Увидев его, Дубравин, доселе сомневавшийся, облегченно вздохнул: «Правильно я сделал, что взял коньячок».
Они немедленно уговорили бутылочку. А через неделю Дубравина уже вызвали в Москву.
Условия оказались простыми. Надо было доказать, что он способен работать на высоком уровне. И для этого написать пару «гвоздей» — статей, которые вызовут резонанс. Тему предлагали любую.
Дубравин взял письмо из текущей редакционной почты. И поехал в северный город Великий Устюг в речное училище, где процветала дедовщина. Там ему пришлось поработать, можно сказать, следователем, выбивая из курсантов правду. Но отступать уже некуда. И заметку он сделал. Конечно, ее долго правили и кромсали в отделах и секретариате. Но, в конце концов, она вышла в свет.
И однажды утром на экране телевизора Дубравин увидел багрово-толстого генерала, который, размахивая газетой с его статьей, вещал:
— А вот у нас в армии такого нет!
Это был резонанс. И сладкий вкус славы первооткрывателя темы. Ему захотелось еще. Работая в своем техническом журнале, он знал такое, чего обычные журналисты не ведали. И рискнул «вынести сор из избы». Рассказал, как миллионами расхищается выручка в автобусах дальнего следования. Так сказать, «вскрыл механизм».
Скандал разгорелся еще тот! Все министерство гудело, как улей.
Так он попал во всесоюзную молодежную газету. Собственным корреспондентом.
Тому минуло два месяца.
Но попасть — это полдела. Надо проявить себя. Доказать, что ты не зря занимаешь пространство под солнцем.
А доказывать приходилось в ежедневной конкурентной борьбе за место на полосе. Полос всего четыре. А желающих напечататься — сотня.

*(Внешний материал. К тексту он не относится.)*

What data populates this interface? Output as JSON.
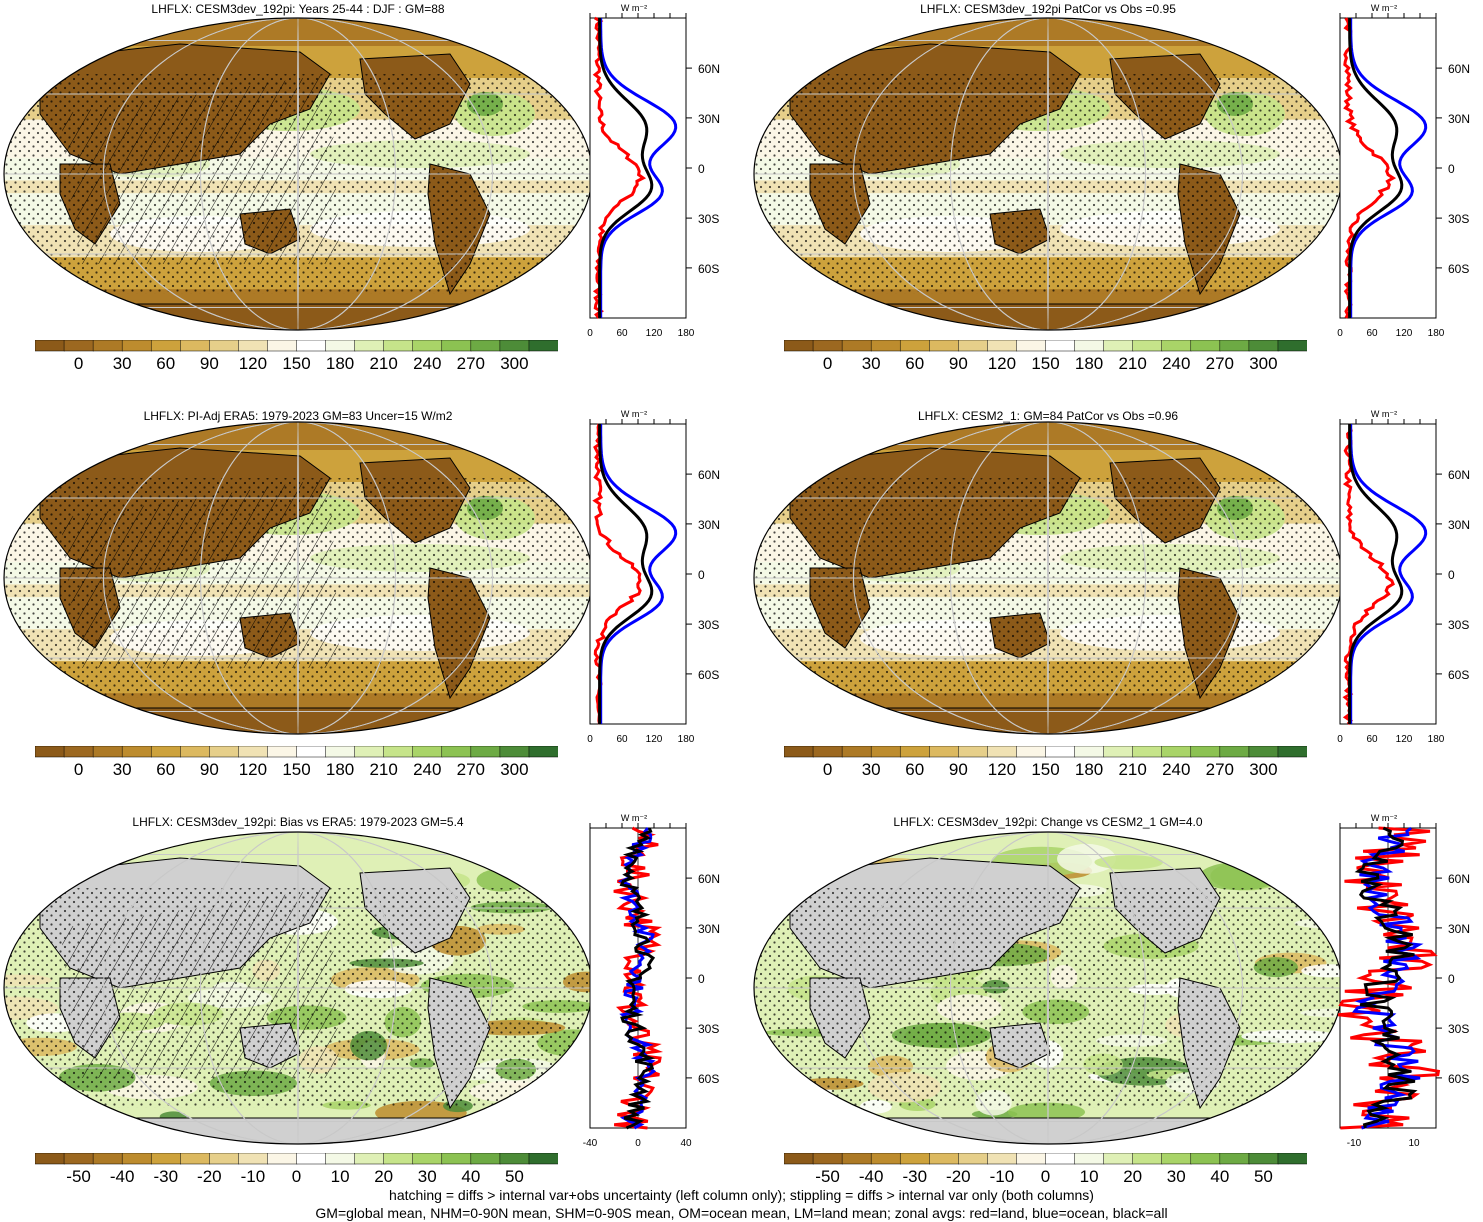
{
  "panels": [
    {
      "title": "LHFLX: CESM3dev_192pi: Years 25-44 : DJF : GM=88",
      "kind": "abs",
      "hatch": true,
      "zonal_ticks": [
        "0",
        "60",
        "120",
        "180"
      ],
      "zonal_unit": "W m⁻²"
    },
    {
      "title": "LHFLX: CESM3dev_192pi PatCor vs Obs =0.95",
      "kind": "abs",
      "hatch": false,
      "zonal_ticks": [
        "0",
        "60",
        "120",
        "180"
      ],
      "zonal_unit": "W m⁻²"
    },
    {
      "title": "LHFLX: PI-Adj ERA5: 1979-2023 GM=83 Uncer=15 W/m2",
      "kind": "abs",
      "hatch": true,
      "zonal_ticks": [
        "0",
        "60",
        "120",
        "180"
      ],
      "zonal_unit": "W m⁻²"
    },
    {
      "title": "LHFLX: CESM2_1: GM=84 PatCor vs Obs =0.96",
      "kind": "abs",
      "hatch": false,
      "zonal_ticks": [
        "0",
        "60",
        "120",
        "180"
      ],
      "zonal_unit": "W m⁻²"
    },
    {
      "title": "LHFLX: CESM3dev_192pi: Bias vs ERA5: 1979-2023 GM=5.4",
      "kind": "diff",
      "hatch": true,
      "zonal_ticks": [
        "-40",
        "0",
        "40"
      ],
      "zonal_unit": "W m⁻²"
    },
    {
      "title": "LHFLX: CESM3dev_192pi: Change vs CESM2_1 GM=4.0",
      "kind": "diff",
      "hatch": false,
      "zonal_ticks": [
        "-10",
        "10"
      ],
      "zonal_unit": "W m⁻²"
    }
  ],
  "lat_labels": [
    "60N",
    "30N",
    "0",
    "30S",
    "60S"
  ],
  "colorbar_abs": [
    "0",
    "30",
    "60",
    "90",
    "120",
    "150",
    "180",
    "210",
    "240",
    "270",
    "300"
  ],
  "colorbar_diff": [
    "-50",
    "-40",
    "-30",
    "-20",
    "-10",
    "0",
    "10",
    "20",
    "30",
    "40",
    "50"
  ],
  "palette": [
    "#8c5a19",
    "#9c6820",
    "#ad7a26",
    "#bd8c2e",
    "#cda23c",
    "#dcb960",
    "#e6cf8a",
    "#f0e2b4",
    "#fbf6e6",
    "#ffffff",
    "#f4f9e6",
    "#dff0b6",
    "#c6e48a",
    "#a9d468",
    "#8cc252",
    "#6daa44",
    "#4d8c38",
    "#2f6e2d"
  ],
  "zonal_colors": {
    "land": "#ff0000",
    "ocean": "#0000ff",
    "all": "#000000"
  },
  "footer": [
    "hatching = diffs > internal var+obs uncertainty (left column only); stippling = diffs > internal var only (both columns)",
    "GM=global mean, NHM=0-90N mean, SHM=0-90S mean, OM=ocean mean, LM=land mean; zonal avgs: red=land, blue=ocean, black=all"
  ]
}
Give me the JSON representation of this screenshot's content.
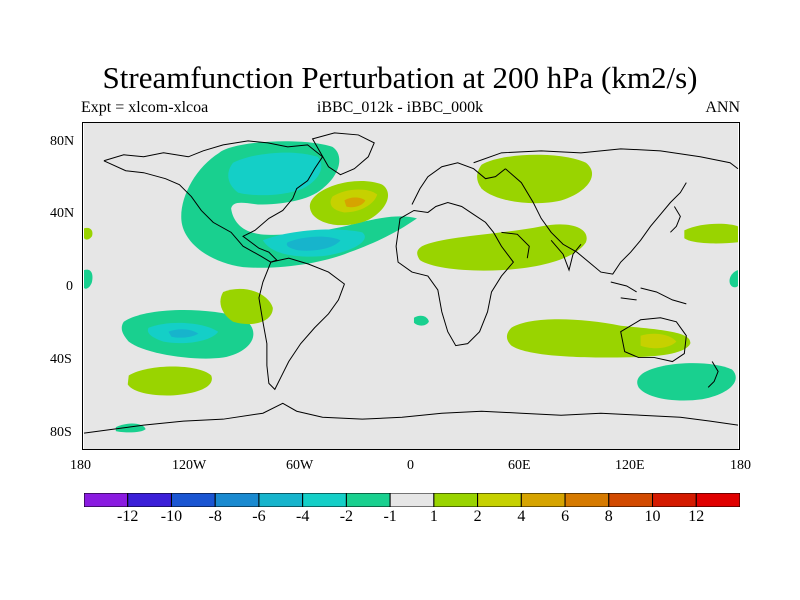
{
  "title": "Streamfunction Perturbation at 200 hPa (km2/s)",
  "subtitle_left": "Expt = xlcom-xlcoa",
  "subtitle_center": "iBBC_012k - iBBC_000k",
  "subtitle_right": "ANN",
  "lat_labels": [
    "80N",
    "40N",
    "0",
    "40S",
    "80S"
  ],
  "lon_labels": [
    "180",
    "120W",
    "60W",
    "0",
    "60E",
    "120E",
    "180"
  ],
  "colorbar": {
    "labels": [
      "-12",
      "-10",
      "-8",
      "-6",
      "-4",
      "-2",
      "-1",
      "1",
      "2",
      "4",
      "6",
      "8",
      "10",
      "12"
    ],
    "colors": [
      "#8a1be0",
      "#3b1fd8",
      "#1a55d2",
      "#1a8ad0",
      "#17b4cc",
      "#14cfc7",
      "#19d08f",
      "#e6e6e6",
      "#99d400",
      "#c6d100",
      "#d6a400",
      "#d67a00",
      "#d24a00",
      "#d41a00",
      "#e00000"
    ]
  },
  "colors": {
    "land_bg": "#e6e6e6",
    "neg_small": "#19d08f",
    "neg_mid": "#14cfc7",
    "neg_large": "#17b4cc",
    "pos_small": "#99d400",
    "pos_mid": "#c6d100",
    "pos_large": "#d6a400"
  }
}
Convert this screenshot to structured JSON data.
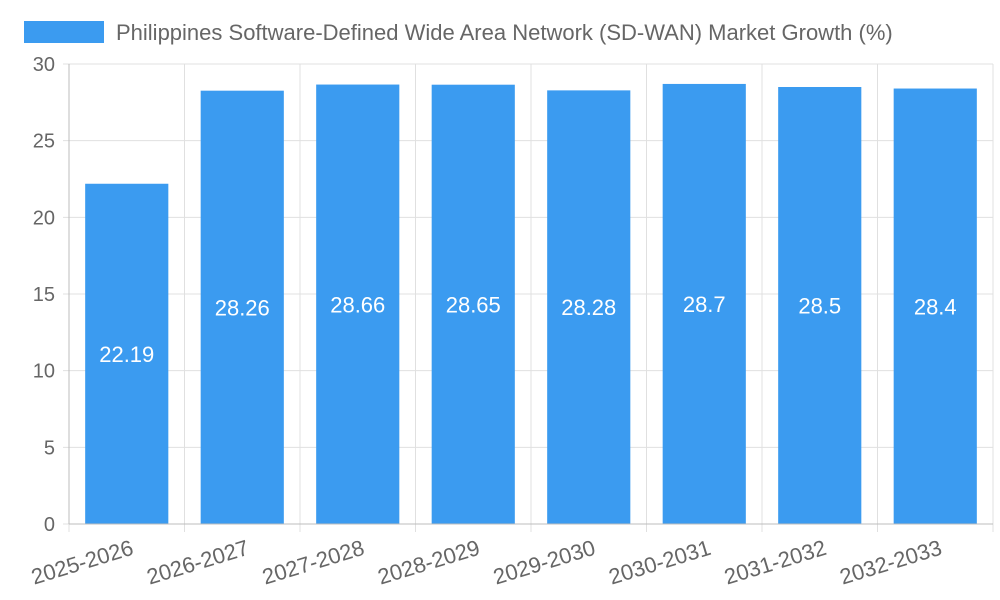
{
  "chart_data": {
    "type": "bar",
    "title": "",
    "xlabel": "",
    "ylabel": "",
    "legend": {
      "position": "top",
      "label": "Philippines Software-Defined Wide Area Network (SD-WAN) Market Growth (%)"
    },
    "categories": [
      "2025-2026",
      "2026-2027",
      "2027-2028",
      "2028-2029",
      "2029-2030",
      "2030-2031",
      "2031-2032",
      "2032-2033"
    ],
    "series": [
      {
        "name": "Philippines Software-Defined Wide Area Network (SD-WAN) Market Growth (%)",
        "values": [
          22.19,
          28.26,
          28.66,
          28.65,
          28.28,
          28.7,
          28.5,
          28.4
        ],
        "labels": [
          "22.19",
          "28.26",
          "28.66",
          "28.65",
          "28.28",
          "28.7",
          "28.5",
          "28.4"
        ]
      }
    ],
    "ylim": [
      0,
      30
    ],
    "yticks": [
      0,
      5,
      10,
      15,
      20,
      25,
      30
    ],
    "grid": true,
    "colors": {
      "bar": "#3b9bf0",
      "grid": "#e0e0e0",
      "text": "#666666",
      "label": "#ffffff"
    }
  }
}
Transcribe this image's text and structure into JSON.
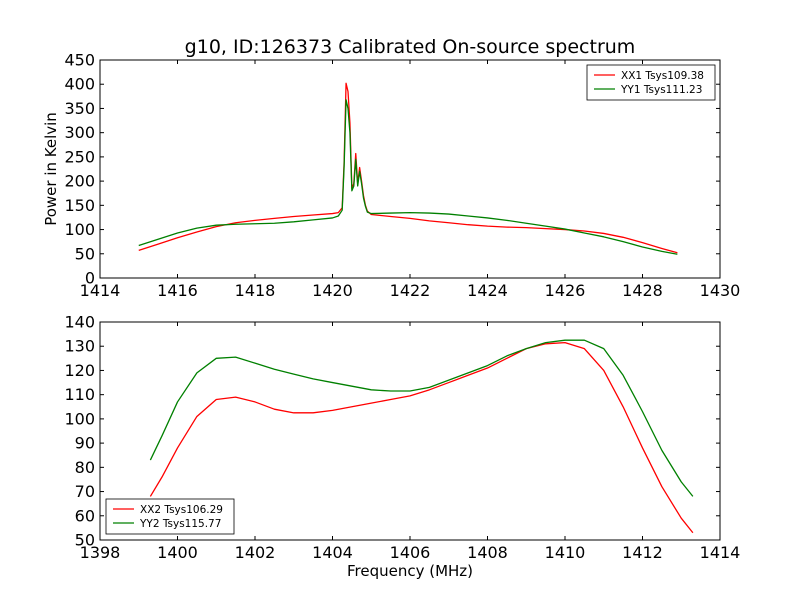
{
  "chart_data": [
    {
      "type": "line",
      "title": "g10, ID:126373 Calibrated On-source spectrum",
      "xlabel": "",
      "ylabel": "Power in Kelvin",
      "xlim": [
        1414,
        1430
      ],
      "ylim": [
        0,
        450
      ],
      "xticks": [
        "1414",
        "1416",
        "1418",
        "1420",
        "1422",
        "1424",
        "1426",
        "1428",
        "1430"
      ],
      "yticks": [
        "0",
        "50",
        "100",
        "150",
        "200",
        "250",
        "300",
        "350",
        "400",
        "450"
      ],
      "legend_position": "top-right",
      "grid": false,
      "series": [
        {
          "name": "XX1 Tsys109.38",
          "color": "#ff0000",
          "x": [
            1415.0,
            1415.5,
            1416.0,
            1416.5,
            1417.0,
            1417.5,
            1418.0,
            1418.5,
            1419.0,
            1419.5,
            1420.0,
            1420.15,
            1420.25,
            1420.3,
            1420.35,
            1420.4,
            1420.45,
            1420.5,
            1420.55,
            1420.6,
            1420.65,
            1420.7,
            1420.75,
            1420.8,
            1420.85,
            1420.9,
            1421.0,
            1421.5,
            1422.0,
            1422.5,
            1423.0,
            1423.5,
            1424.0,
            1424.5,
            1425.0,
            1425.5,
            1426.0,
            1426.5,
            1427.0,
            1427.5,
            1428.0,
            1428.5,
            1428.9
          ],
          "y": [
            57,
            70,
            83,
            95,
            106,
            114,
            119,
            123,
            127,
            130,
            133,
            135,
            145,
            240,
            402,
            385,
            320,
            185,
            195,
            257,
            195,
            228,
            200,
            170,
            150,
            138,
            131,
            127,
            123,
            118,
            114,
            110,
            107,
            105,
            104,
            102,
            100,
            97,
            92,
            84,
            73,
            61,
            52
          ]
        },
        {
          "name": "YY1 Tsys111.23",
          "color": "#008000",
          "x": [
            1415.0,
            1415.5,
            1416.0,
            1416.5,
            1417.0,
            1417.5,
            1418.0,
            1418.5,
            1419.0,
            1419.5,
            1420.0,
            1420.15,
            1420.25,
            1420.3,
            1420.35,
            1420.4,
            1420.45,
            1420.5,
            1420.55,
            1420.6,
            1420.65,
            1420.7,
            1420.75,
            1420.8,
            1420.85,
            1420.9,
            1421.0,
            1421.5,
            1422.0,
            1422.5,
            1423.0,
            1423.5,
            1424.0,
            1424.5,
            1425.0,
            1425.5,
            1426.0,
            1426.5,
            1427.0,
            1427.5,
            1428.0,
            1428.5,
            1428.9
          ],
          "y": [
            67,
            80,
            93,
            103,
            109,
            111,
            112,
            113,
            116,
            120,
            124,
            128,
            140,
            230,
            368,
            350,
            300,
            180,
            190,
            245,
            190,
            220,
            195,
            165,
            148,
            136,
            133,
            134,
            135,
            134,
            132,
            128,
            124,
            119,
            113,
            107,
            101,
            93,
            85,
            75,
            64,
            55,
            49
          ]
        }
      ]
    },
    {
      "type": "line",
      "title": "",
      "xlabel": "Frequency (MHz)",
      "ylabel": "",
      "xlim": [
        1398,
        1414
      ],
      "ylim": [
        50,
        140
      ],
      "xticks": [
        "1398",
        "1400",
        "1402",
        "1404",
        "1406",
        "1408",
        "1410",
        "1412",
        "1414"
      ],
      "yticks": [
        "50",
        "60",
        "70",
        "80",
        "90",
        "100",
        "110",
        "120",
        "130",
        "140"
      ],
      "legend_position": "bottom-left",
      "grid": false,
      "series": [
        {
          "name": "XX2 Tsys106.29",
          "color": "#ff0000",
          "x": [
            1399.3,
            1399.6,
            1400.0,
            1400.5,
            1401.0,
            1401.5,
            1402.0,
            1402.5,
            1403.0,
            1403.5,
            1404.0,
            1404.5,
            1405.0,
            1405.5,
            1406.0,
            1406.5,
            1407.0,
            1407.5,
            1408.0,
            1408.5,
            1409.0,
            1409.5,
            1410.0,
            1410.5,
            1411.0,
            1411.5,
            1412.0,
            1412.5,
            1413.0,
            1413.3
          ],
          "y": [
            68,
            76,
            88,
            101,
            108,
            109,
            107,
            104,
            102.5,
            102.5,
            103.5,
            105,
            106.5,
            108,
            109.5,
            112,
            115,
            118,
            121,
            125,
            129,
            131,
            131.5,
            129,
            120,
            105,
            88,
            72,
            59,
            53
          ]
        },
        {
          "name": "YY2 Tsys115.77",
          "color": "#008000",
          "x": [
            1399.3,
            1399.6,
            1400.0,
            1400.5,
            1401.0,
            1401.5,
            1402.0,
            1402.5,
            1403.0,
            1403.5,
            1404.0,
            1404.5,
            1405.0,
            1405.5,
            1406.0,
            1406.5,
            1407.0,
            1407.5,
            1408.0,
            1408.5,
            1409.0,
            1409.5,
            1410.0,
            1410.5,
            1411.0,
            1411.5,
            1412.0,
            1412.5,
            1413.0,
            1413.3
          ],
          "y": [
            83,
            93,
            107,
            119,
            125,
            125.5,
            123,
            120.5,
            118.5,
            116.5,
            115,
            113.5,
            112,
            111.5,
            111.5,
            113,
            116,
            119,
            122,
            126,
            129,
            131.5,
            132.5,
            132.5,
            129,
            118,
            103,
            87,
            74,
            68
          ]
        }
      ]
    }
  ]
}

Никогда еще Дубравин не вкалывал так, как сейчас. Журнальная каторга сменилась «соляными копями» и «урановыми рудниками», где, по меткому выражению известного поэта, «в грамм добыча, в годы труды». Приходилось ломать себя, биться над каждым абзацем, над каждым словом, чтобы выйти на новый уровень письма. Стать мастером.
Правили его беспощадно. В молодежную газету со всего Союза собирали самых амбициозных, самых лучших. А они не стеснялись, давая новичкам оценки.
Он за это время уже успел съездить по тропе наркоманов в Чуйскую долину, поучаствовать в съезде местного комсомола, написать очерк о детском доме, статью о погибшем в степи чабане-подростке.
Но это была текучка. А хотелось прозвучать. И конечно, увидев утренний митинг, он сразу профессионально зацепился: «Тема или не тема для публикации».
Идет второй год перестройки. Отшумели многие почины: «Экономика должна быть экономной», «Ускорение», «Борьба с пьянством и алкоголизмом». Теперь вот наступила пора «Гласности». Но гласность тоже имеет свои границы. И по сей день редакторы все еще оглядываются на власть. В издательствах сидят цензоры. И правят то, что считают нужным.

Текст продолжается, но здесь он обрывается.